Coincido contigo Saintest, pero lamentablemente no puedo satisfacer tu pedido porque ya no tengo el libro original.

Sólo quise, a partir de lo que teníamos (el texto traducido), dar mi impresión.


----------



## saintest66

_PENSEE / Nihilisme et vitalisme : Nietzsche et le vitalisme (1 ...
Klossowski dans la traduction annotée qu'il en donne, ..... De même Nietzsche est la pointe excessive, l'avancée philosophique qui selon lui-même rend légitime .._

Salud amigo, y nunca mejor dicho. El nombre del autor es Hervé Castanet. No cabe la menor duda según lo que encontré en Google donde hay de todo que aquí el sentido es el de _avanzadilla_ en términos de pensamiento, más o menos equivalente a lo que suele darse en francés _la 'pointe avancée'_.
Después de buscar en Google:
¡Bingo! Ya estoy. _L'avancée_ es un término usado en ciertos ámbitos filosóficos por sus múltiples resonancias. Progreso, progresión, vanguardismo, réditos cosechados como fruto de la discusión, estado adelantado y/o innovador, y un largo etcétera. Por mi experiencia como traductor de textos en torno a la psiquiátría casi puedo asegurar que esta _avancée_ en estos contextos debe traducirse por … avanzada, por más raro y estrambótico que suene. Se me dirá que es algo forzado; puede que sí; pero por si acaso miren un poco los artículos de revistas especializadas muy, pero muy avanzadas, y ya me dirán. Un saludo


----------



## totor

Muchas gracias por tu aporte, Saintest.


----------



## andres malabar

Creo que podría traducirse como adelantado en masculino y adelantada en femenino.


----------



## MVM1912

Fantástico, saintest66; muchas gracias por la cantidad de posibilidades que ofreces para _avancée_.


----------



## Mirelia

Hola, ahora la sufrida traductora de estas _*avancées*_ soy yo. Se trata de un libro de psicoanálisis escrito por una importante discípula y continuadora de las enseñanzas de Lacan. Pues bien, este texto trae _*avancées*_ a profusión, *todas ellas* referidas a múltiples renovaciones y/o cambios y/o progresos y/o innovaciones realizados por Lacan a lo largo de sus muchas décadas de teorización, enseñanza y escritura.

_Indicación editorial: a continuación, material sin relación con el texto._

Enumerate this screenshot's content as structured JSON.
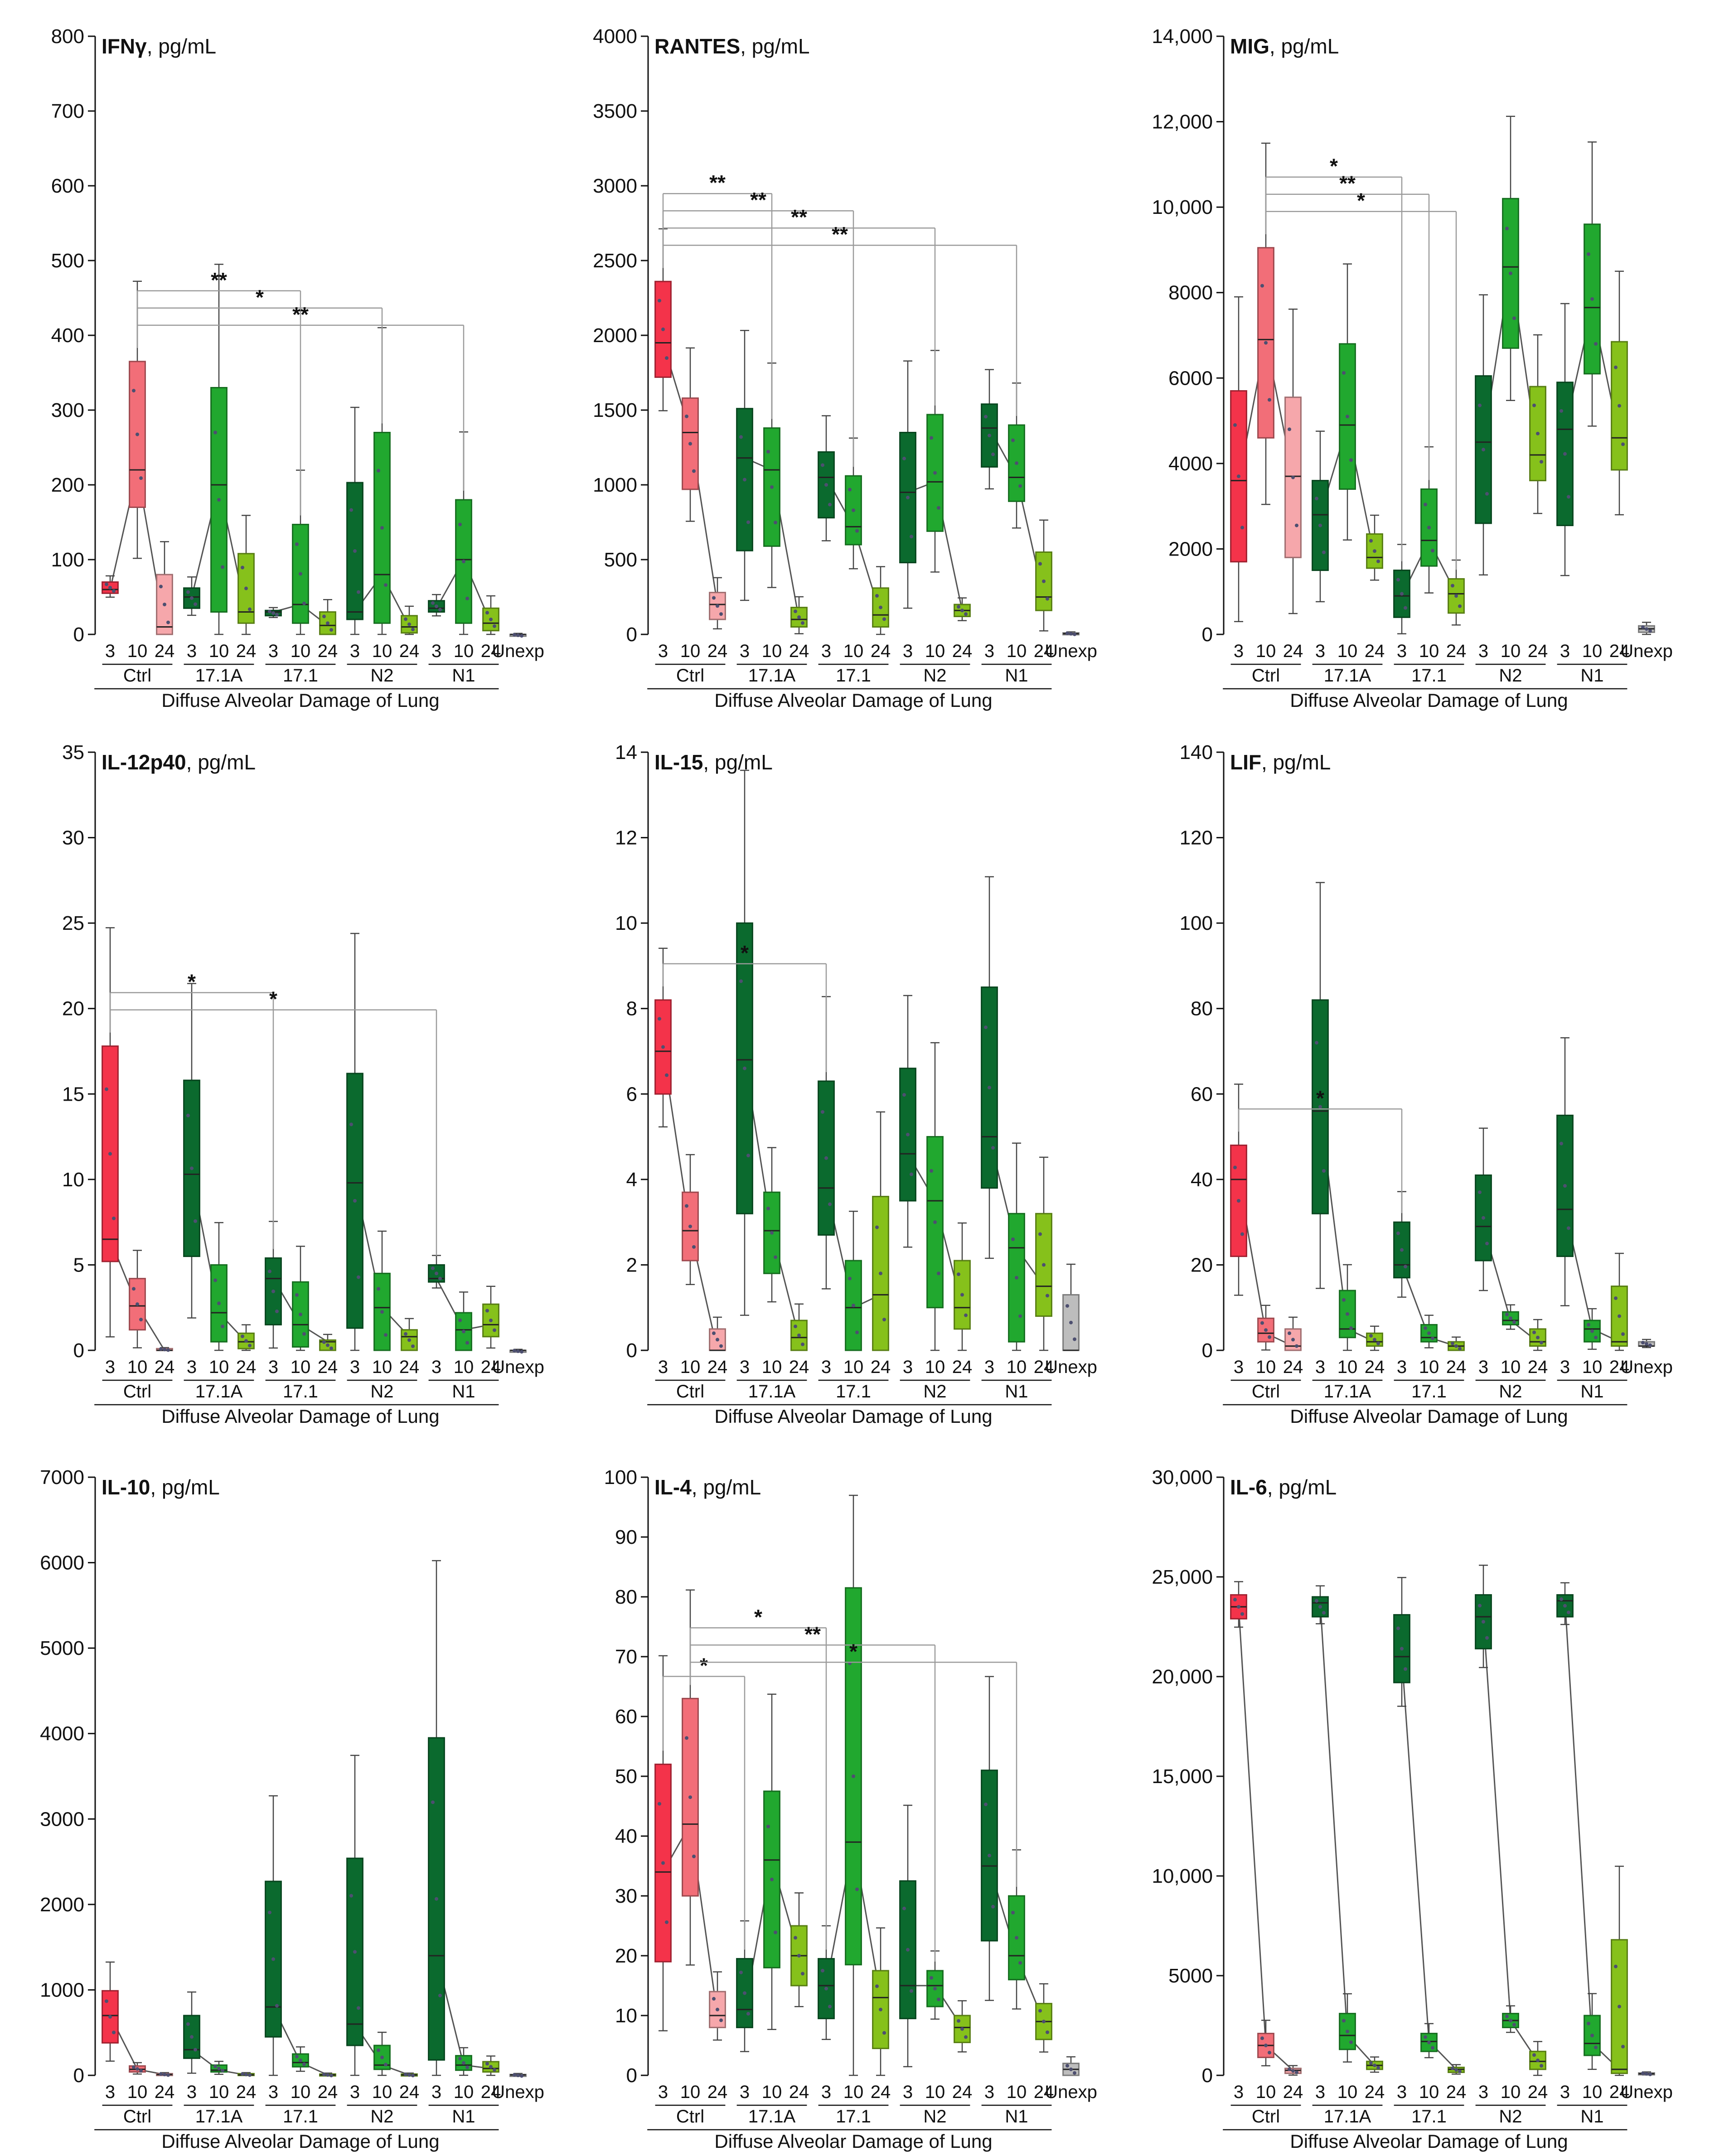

Por otra parte, me encuentro habitualmente con ese término en obras que no son de psicoanálisis pero sí del campo de las así llamadas ciencias humanas. Y la experiencia me indica que los sentidos con que aparece, según los textos, distan de ser idénticos.

Como indiqué al principio, en el libro sobre Lacan que estoy traduciendo las *avancées *no designan un concepto teórico específico, sino algo así como nuevas concepciones en el desarrollo de su pensamiento. 

Y pongo este post simplemente para comentarles que me ayudó mucho toda la ya antigua discusión que precede. Y que estoy a punto de decidir, en esta obra, traducir *avancée* por "innovación".


----------



## totor

Mirelia said:


> estoy a punto de decidir, en esta obra, traducir *avancée* por "innovación".



Me parece interesante, Mirelia, porque tal vez sea más afín al término original, al mantener su aspecto de "estar por delante".

De todos modos, creo que es una palabra un poco comodín, y que admite diversas traducciones, como lo han sostenido algunos foreros.

Y por supuesto, sería bueno que pusieras algún ejemplo  .


----------



## totor

_Les exemples d’objectifs militaires des neurotechnologies discutés par Moreno incluent de nombreuses méthodes au moyen desquelles les organismes chargés de la sécurité nationale cherchent à exploiter le système nerveux humain : comme une arme dirigée contre l’ennemi, comme une technologie pour lire à distance des schémas de pensée, pour le développement de médicaments « antisommeil » améliorant les performances guerrières des soldats, et d’autres médicaments qui diminuent leurs réactions émotionnelles face à la violence ou qui effacent les souvenirs traumatiques ; ou encore des *avancées* pouvant ouvrir la porte à des « armes neurales », notamment des molécules transportées par des virus pour affecter le cerveau._

Aquí tenemos un uso de la palabra dentro de un contexto muy diferente: la ética en las neurociencias.

¿Precursores?

Nota: El libro del que proviene el texto citado es _Neuroéthique,_ de Kathinka Evers.


----------



## Mirelia

totor said:


> _Les exemples d’objectifs militaires des neurotechnologies discutés par Moreno incluent de nombreuses méthodes au moyen desquelles les organismes chargés de la sécurité nationale cherchent à exploiter le système nerveux humain : comme une arme dirigée contre l’ennemi, comme une technologie pour lire à distance des schémas de pensée, pour le développement de médicaments « antisommeil » améliorant les performances guerrières des soldats, et d’autres médicaments qui diminuent leurs réactions émotionnelles face à la violence ou qui effacent les souvenirs traumatiques ; *ou encore des avancées* pouvant ouvrir la porte à des « armes neurales », notamment des molécules transportées par des virus pour affecter le cerveau._
> 
> Aquí tenemos un uso de la palabra dentro de un contexto muy diferente: la ética en las neurociencias.
> 
> ¿Precursores?


 
Totor: 

Me cuesta opinar sobre tu proposición de traducción para _*avancées* _si no se me aclara antes una dificultad sintáctica: lo que resalté en verde, ¿cómo se integra gramaticalmente en el conjunto? A mí me hace ruido. Espero me comentes cómo lo entendés vos. 
De todas formas, en principio, "precursores" parece un término algo más técnico del que habilitaría el lenguaje del párrafo en general, aun con sus propios "tecnicismos".


----------



## Gévy

Hola Totor:

En esta frase, más me parecen "adelantos" (ciéntificos) que precursores (no están hablando de personas).

Bisous,

Gévy


----------



## Mirelia

Yo entendí que Totor se refería a los llamados "precursores químicos".


----------



## totor

Mirelia said:


> Yo entendí que Totor se refería a los llamados  "precursores químicos".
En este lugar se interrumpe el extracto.